If Cook goes down, then Dwyer and several others from Allens are likely to fall with him for the same reasons.  Their files are, according to our source, sitting in a pile waiting further review at the moment – pending the outcome of Cook’s investigation.

Cook is apparently being represented by professional liability wizard Stephen Warne, of lawyer’s lawyer fame.

The Legal Services Board also has a situation room
Just don’t expect anything to happen overnight.
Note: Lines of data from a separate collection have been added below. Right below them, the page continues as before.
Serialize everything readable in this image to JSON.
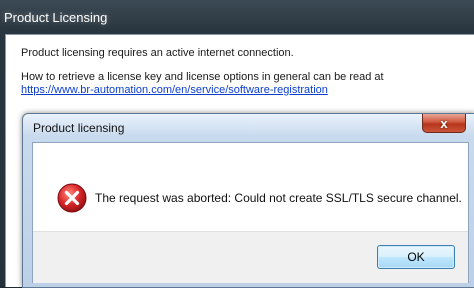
{
  "outer_window": {
    "title": "Product Licensing",
    "line1": "Product licensing requires an active internet connection.",
    "line2": "How to retrieve a license key and license options in general can be read at",
    "link": "https://www.br-automation.com/en/service/software-registration"
  },
  "dialog": {
    "title": "Product licensing",
    "close_label": "x",
    "icon": "error-icon",
    "message": "The request was aborted: Could not create SSL/TLS secure channel.",
    "ok_label": "OK"
  },
  "colors": {
    "error_red": "#c8202a",
    "link_blue": "#0b3ecf",
    "close_red": "#c9553a"
  }
}
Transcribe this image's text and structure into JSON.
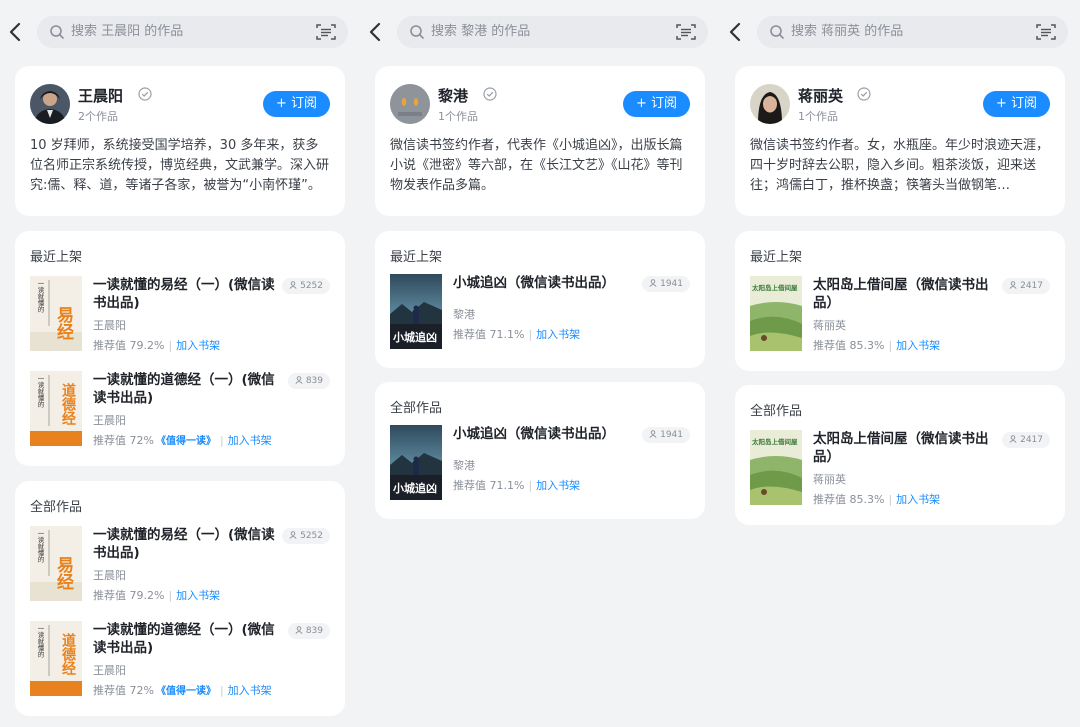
{
  "panels": [
    {
      "search_placeholder": "搜索 王晨阳 的作品",
      "author": {
        "name": "王晨阳",
        "works_count": "2个作品",
        "subscribe_label": "+ 订阅",
        "bio": "10 岁拜师，系统接受国学培养，30 多年来，获多位名师正宗系统传授，博览经典，文武兼学。深入研究:儒、释、道，等诸子各家，被誉为“小南怀瑾”。"
      },
      "recent": {
        "title": "最近上架",
        "books": [
          {
            "title": "一读就懂的易经（一）(微信读书出品)",
            "author": "王晨阳",
            "readers": "5252",
            "rating": "推荐值 79.2%",
            "badge": "",
            "add_label": "加入书架"
          },
          {
            "title": "一读就懂的道德经（一）(微信读书出品)",
            "author": "王晨阳",
            "readers": "839",
            "rating": "推荐值 72%",
            "badge": "值得一读",
            "add_label": "加入书架"
          }
        ]
      },
      "all": {
        "title": "全部作品",
        "books": [
          {
            "title": "一读就懂的易经（一）(微信读书出品)",
            "author": "王晨阳",
            "readers": "5252",
            "rating": "推荐值 79.2%",
            "badge": "",
            "add_label": "加入书架"
          },
          {
            "title": "一读就懂的道德经（一）(微信读书出品)",
            "author": "王晨阳",
            "readers": "839",
            "rating": "推荐值 72%",
            "badge": "值得一读",
            "add_label": "加入书架"
          }
        ]
      }
    },
    {
      "search_placeholder": "搜索 黎港 的作品",
      "author": {
        "name": "黎港",
        "works_count": "1个作品",
        "subscribe_label": "+ 订阅",
        "bio": "微信读书签约作者，代表作《小城追凶》，出版长篇小说《泄密》等六部，在《长江文艺》《山花》等刊物发表作品多篇。"
      },
      "recent": {
        "title": "最近上架",
        "books": [
          {
            "title": "小城追凶（微信读书出品）",
            "author": "黎港",
            "readers": "1941",
            "rating": "推荐值 71.1%",
            "badge": "",
            "add_label": "加入书架"
          }
        ]
      },
      "all": {
        "title": "全部作品",
        "books": [
          {
            "title": "小城追凶（微信读书出品）",
            "author": "黎港",
            "readers": "1941",
            "rating": "推荐值 71.1%",
            "badge": "",
            "add_label": "加入书架"
          }
        ]
      }
    },
    {
      "search_placeholder": "搜索 蒋丽英 的作品",
      "author": {
        "name": "蒋丽英",
        "works_count": "1个作品",
        "subscribe_label": "+ 订阅",
        "bio": "微信读书签约作者。女，水瓶座。年少时浪迹天涯，四十岁时辞去公职，隐入乡间。粗茶淡饭，迎来送往；鸿儒白丁，推杯换盏；筷箸头当做钢笔…"
      },
      "recent": {
        "title": "最近上架",
        "books": [
          {
            "title": "太阳岛上借间屋（微信读书出品）",
            "author": "蒋丽英",
            "readers": "2417",
            "rating": "推荐值 85.3%",
            "badge": "",
            "add_label": "加入书架"
          }
        ]
      },
      "all": {
        "title": "全部作品",
        "books": [
          {
            "title": "太阳岛上借间屋（微信读书出品）",
            "author": "蒋丽英",
            "readers": "2417",
            "rating": "推荐值 85.3%",
            "badge": "",
            "add_label": "加入书架"
          }
        ]
      }
    }
  ],
  "covers": {
    "yijing": {
      "big": "易经",
      "side": "一读就懂的"
    },
    "daodejing": {
      "big": "道德经",
      "side": "一读就懂的"
    },
    "xiaocheng": {
      "big": "小城追凶"
    },
    "taiyangdao": {
      "big": "太阳岛上借间屋"
    }
  },
  "colors": {
    "accent": "#1a8cff",
    "background": "#f2f3f5",
    "card": "#ffffff",
    "cover_orange": "#e8821e"
  },
  "icons": [
    "back-icon",
    "search-icon",
    "scan-icon",
    "verified-icon",
    "reader-icon"
  ]
}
It could take as long as the hunt for Osama, if the following passages from an excellent AFR article (29/4) are anything to go by:

VCAT questioned why it had taken three years for the state’s legal services board and legal services commissioner to finalise their investigation [into the highly dodgy franchising practices of Maurice Blackburn Lawyers and a franchisee lawyer named John Hugh McCristal]… Michael McGarvie, who became Victoria’s [legal services] commissioner … in December 2009 said the delay was “utterly intolerable”… The difficulty of having the [legal services] board and the [legal services] commissioner work as “twin regulators” in Victoria had been “the left hand not knowing what the right hand is doing”, he said.

With 3 years as the current benchmark, we might see the Aconex GC in strife in early 2014, followed by the AAR protagonists in AllensGate at some point in 2017.  By which time they’ll likely be sitting on some remote island of the Maldives, sipping pinacolada and reflecting on the Glory Days.
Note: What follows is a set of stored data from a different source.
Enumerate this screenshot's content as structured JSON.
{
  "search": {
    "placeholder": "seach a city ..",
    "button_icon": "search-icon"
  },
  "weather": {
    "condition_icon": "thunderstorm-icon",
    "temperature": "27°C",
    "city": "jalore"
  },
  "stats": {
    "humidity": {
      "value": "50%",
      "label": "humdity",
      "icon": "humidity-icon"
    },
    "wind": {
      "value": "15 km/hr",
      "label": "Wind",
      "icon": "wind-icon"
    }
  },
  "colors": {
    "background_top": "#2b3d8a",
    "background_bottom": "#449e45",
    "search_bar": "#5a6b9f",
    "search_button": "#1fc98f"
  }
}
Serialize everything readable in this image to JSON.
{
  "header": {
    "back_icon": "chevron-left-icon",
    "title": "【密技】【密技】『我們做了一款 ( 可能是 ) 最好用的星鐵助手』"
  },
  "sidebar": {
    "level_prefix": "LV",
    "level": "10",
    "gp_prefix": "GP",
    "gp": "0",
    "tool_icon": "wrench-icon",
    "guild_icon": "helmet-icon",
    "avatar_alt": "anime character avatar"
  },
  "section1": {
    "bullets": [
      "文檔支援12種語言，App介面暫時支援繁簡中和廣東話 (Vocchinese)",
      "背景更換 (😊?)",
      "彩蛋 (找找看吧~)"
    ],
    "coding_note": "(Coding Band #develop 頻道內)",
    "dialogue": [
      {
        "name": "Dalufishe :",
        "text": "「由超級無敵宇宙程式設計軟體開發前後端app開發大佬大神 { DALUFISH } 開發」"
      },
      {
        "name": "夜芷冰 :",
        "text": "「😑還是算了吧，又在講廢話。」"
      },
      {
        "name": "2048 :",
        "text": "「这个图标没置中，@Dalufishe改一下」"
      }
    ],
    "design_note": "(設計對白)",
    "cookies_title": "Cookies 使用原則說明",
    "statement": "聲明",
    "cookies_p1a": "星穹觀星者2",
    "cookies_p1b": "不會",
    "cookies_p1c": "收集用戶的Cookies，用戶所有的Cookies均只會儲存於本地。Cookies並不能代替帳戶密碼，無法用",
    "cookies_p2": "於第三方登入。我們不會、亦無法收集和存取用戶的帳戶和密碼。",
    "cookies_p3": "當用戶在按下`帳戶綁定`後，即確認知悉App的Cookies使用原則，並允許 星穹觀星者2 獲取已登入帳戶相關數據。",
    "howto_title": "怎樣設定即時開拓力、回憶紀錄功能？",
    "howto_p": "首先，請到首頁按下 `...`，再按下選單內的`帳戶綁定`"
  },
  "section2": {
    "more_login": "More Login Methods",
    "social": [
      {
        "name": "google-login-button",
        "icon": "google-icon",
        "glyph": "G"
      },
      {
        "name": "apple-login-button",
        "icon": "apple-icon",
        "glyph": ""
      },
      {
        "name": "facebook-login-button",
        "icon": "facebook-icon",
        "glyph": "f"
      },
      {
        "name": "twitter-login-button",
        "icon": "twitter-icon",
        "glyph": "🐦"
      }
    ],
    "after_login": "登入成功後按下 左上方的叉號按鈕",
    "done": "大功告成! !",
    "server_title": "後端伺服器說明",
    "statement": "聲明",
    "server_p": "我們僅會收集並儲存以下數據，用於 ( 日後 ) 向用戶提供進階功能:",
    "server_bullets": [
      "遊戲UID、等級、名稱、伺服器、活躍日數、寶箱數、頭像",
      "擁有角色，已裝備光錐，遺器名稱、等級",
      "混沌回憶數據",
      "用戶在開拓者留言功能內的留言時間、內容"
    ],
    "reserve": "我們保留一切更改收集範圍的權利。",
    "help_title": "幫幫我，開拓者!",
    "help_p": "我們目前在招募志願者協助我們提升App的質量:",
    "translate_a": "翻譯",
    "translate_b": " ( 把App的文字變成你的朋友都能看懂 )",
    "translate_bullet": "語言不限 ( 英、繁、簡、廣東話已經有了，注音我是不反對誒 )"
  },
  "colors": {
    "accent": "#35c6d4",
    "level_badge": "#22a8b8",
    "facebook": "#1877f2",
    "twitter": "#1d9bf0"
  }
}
Where does this leave us?  As of 1 May, Allens appear not to be acting for Aconex on anything, and the rather bizarre EGM resolutions we reported on earlier in the year are now being canvassed in a formal s 237 notice as part of what we understand is a shareholder derivative action being launched under pt 2F.1 of the Corporations Act 2001 (Clth).
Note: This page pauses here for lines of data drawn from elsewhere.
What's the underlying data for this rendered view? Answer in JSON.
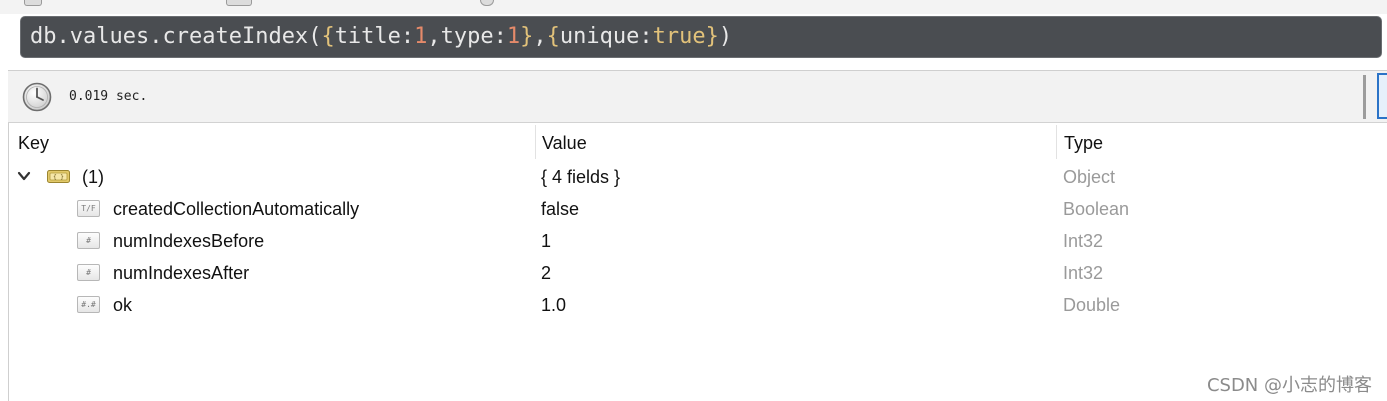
{
  "query": {
    "tokens": [
      {
        "text": "db",
        "kind": "key"
      },
      {
        "text": ".",
        "kind": "punct"
      },
      {
        "text": "values",
        "kind": "key"
      },
      {
        "text": ".",
        "kind": "punct"
      },
      {
        "text": "createIndex",
        "kind": "key"
      },
      {
        "text": "(",
        "kind": "punct"
      },
      {
        "text": "{",
        "kind": "bracket"
      },
      {
        "text": "title",
        "kind": "key"
      },
      {
        "text": ":",
        "kind": "punct"
      },
      {
        "text": "1",
        "kind": "num"
      },
      {
        "text": ",",
        "kind": "punct"
      },
      {
        "text": "type",
        "kind": "key"
      },
      {
        "text": ":",
        "kind": "punct"
      },
      {
        "text": "1",
        "kind": "num"
      },
      {
        "text": "}",
        "kind": "bracket"
      },
      {
        "text": ",",
        "kind": "punct"
      },
      {
        "text": "{",
        "kind": "bracket"
      },
      {
        "text": "unique",
        "kind": "key"
      },
      {
        "text": ":",
        "kind": "punct"
      },
      {
        "text": "true",
        "kind": "bool"
      },
      {
        "text": "}",
        "kind": "bracket"
      },
      {
        "text": ")",
        "kind": "punct"
      }
    ]
  },
  "status": {
    "time": "0.019 sec.",
    "clock_icon": "clock-icon"
  },
  "columns": {
    "key": "Key",
    "value": "Value",
    "type": "Type"
  },
  "root_row": {
    "key": "(1)",
    "value": "{ 4 fields }",
    "type": "Object",
    "expanded": true,
    "icon": "object-icon"
  },
  "fields": [
    {
      "key": "createdCollectionAutomatically",
      "value": "false",
      "type": "Boolean",
      "icon_glyph": "T/F"
    },
    {
      "key": "numIndexesBefore",
      "value": "1",
      "type": "Int32",
      "icon_glyph": "#"
    },
    {
      "key": "numIndexesAfter",
      "value": "2",
      "type": "Int32",
      "icon_glyph": "#"
    },
    {
      "key": "ok",
      "value": "1.0",
      "type": "Double",
      "icon_glyph": "#.#"
    }
  ],
  "watermark": "CSDN @小志的博客",
  "colors": {
    "query_bg": "#4a4d51",
    "type_text": "#9a9a9a",
    "accent": "#2b73c7"
  }
}
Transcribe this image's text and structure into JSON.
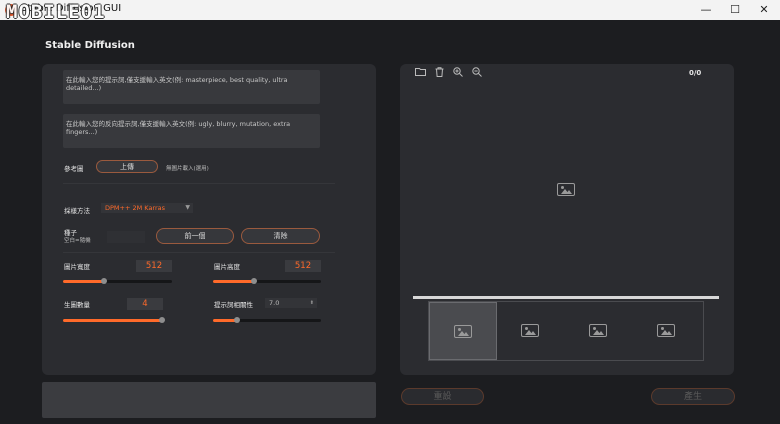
{
  "titlebar": {
    "title": "Stable Diffusion GUI",
    "watermark": "MOBILE01",
    "minimize": "—",
    "maximize": "☐",
    "close": "✕"
  },
  "app": {
    "heading": "Stable Diffusion"
  },
  "prompts": {
    "positive_placeholder": "在此輸入您的提示詞,僅支援輸入英文(例: masterpiece, best quality, ultra detailed...)",
    "negative_placeholder": "在此輸入您的反向提示詞,僅支援輸入英文(例: ugly, blurry, mutation, extra fingers...)"
  },
  "reference": {
    "label": "參考圖",
    "upload_button": "上傳",
    "status": "無圖片載入(選用)"
  },
  "sampler": {
    "label": "採樣方法",
    "value": "DPM++ 2M Karras"
  },
  "seed": {
    "label": "種子",
    "hint": "空白=隨機",
    "value": "",
    "prev_button": "前一個",
    "clear_button": "清除"
  },
  "width": {
    "label": "圖片寬度",
    "value": "512",
    "fraction": 0.38
  },
  "height": {
    "label": "圖片高度",
    "value": "512",
    "fraction": 0.38
  },
  "count": {
    "label": "生圖數量",
    "value": "4",
    "fraction": 1.0
  },
  "cfg": {
    "label": "提示詞相關性",
    "value": "7.0",
    "fraction": 0.22
  },
  "preview": {
    "counter": "0/0",
    "tools": [
      "folder-icon",
      "trash-icon",
      "zoom-in-icon",
      "zoom-out-icon"
    ],
    "progress": 1.0
  },
  "thumbnails": [
    {
      "selected": true
    },
    {
      "selected": false
    },
    {
      "selected": false
    },
    {
      "selected": false
    }
  ],
  "actions": {
    "reset_button": "重設",
    "generate_button": "產生"
  },
  "colors": {
    "accent": "#ff6a2a",
    "panel": "#2b2c30",
    "background": "#1c1d20"
  }
}
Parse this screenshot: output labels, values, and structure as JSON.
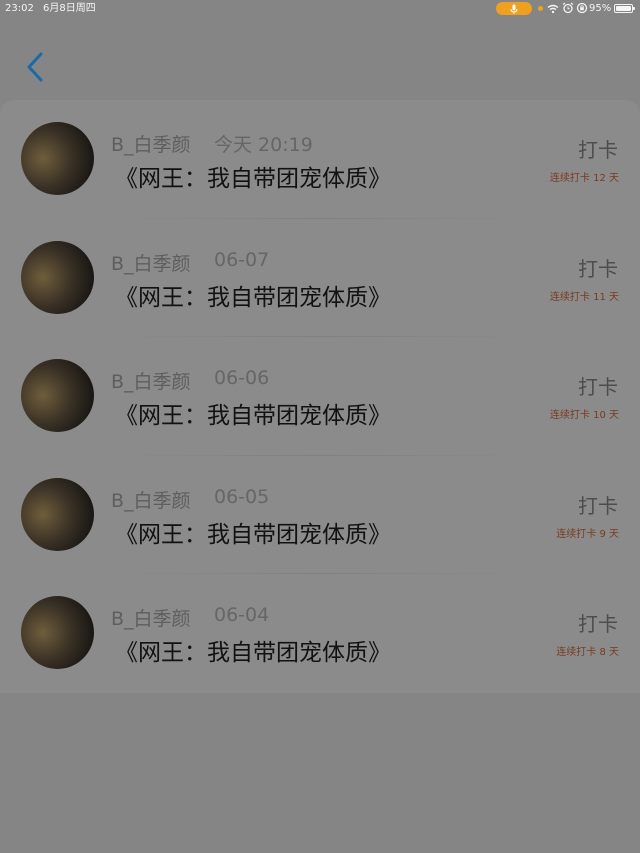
{
  "status_bar": {
    "time": "23:02",
    "date": "6月8日周四",
    "battery": "95%",
    "accent_color": "#f0a020"
  },
  "nav": {
    "back_icon": "chevron-left-icon",
    "accent_color": "#1a6aa8"
  },
  "items": [
    {
      "user": "B_白季颜",
      "time": "今天 20:19",
      "title": "《网王：我自带团宠体质》",
      "action": "打卡",
      "streak": "连续打卡 12 天"
    },
    {
      "user": "B_白季颜",
      "time": "06-07",
      "title": "《网王：我自带团宠体质》",
      "action": "打卡",
      "streak": "连续打卡 11 天"
    },
    {
      "user": "B_白季颜",
      "time": "06-06",
      "title": "《网王：我自带团宠体质》",
      "action": "打卡",
      "streak": "连续打卡 10 天"
    },
    {
      "user": "B_白季颜",
      "time": "06-05",
      "title": "《网王：我自带团宠体质》",
      "action": "打卡",
      "streak": "连续打卡 9 天"
    },
    {
      "user": "B_白季颜",
      "time": "06-04",
      "title": "《网王：我自带团宠体质》",
      "action": "打卡",
      "streak": "连续打卡 8 天"
    }
  ]
}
It’s probably too early to speculate whether the Legal Services Board will find against Cook.  If they do, the personal penalties that can be applied range from a temporary restriction on his practising certificate (holy regulation, Batman!) to being struck off.  The LSB’s Removal from the Roll policy states that the Board will usually apply for a practitioner to be struck off from the roll if:

  • the lawyer is not a fit and proper person to hold a practising certificate and
  • concerns about the lawyer’s fitness cannot be adequately addressed by temporary restrictions on the right to practise … because of the seriousness of the circumstances and
  • the circumstances include any of the following: …
    • indicate a material risk of serious harm to consumers of legal services
    • indicate a material risk of serious harm to the administration of justice
    • indicate a material risk of serious harm to the integrity of the legal profession

    unless there are mitigating circumstances.

Time will tell.

Meanwhile, in Allens land, the firm has advertised for an “experienced Graphic Designer” to become part of its “dynamic Marketing & Client Services team” in Melbourne.  Time for a rebranding, anyone?

We’ve also heard distinctly unsavoury rumours about an SA/Partner hook-up in Allens’ Sydney litigation department that lead to the SA “leaving” the firm, the Partner being sent to Singapore, and an email sent to all Allens’ partners that informed them of the said affair and a comment on how classy it all was…  Naturally, a copy of the said email wouldn’t go astray.  Don’t let us down, Sydneysiders.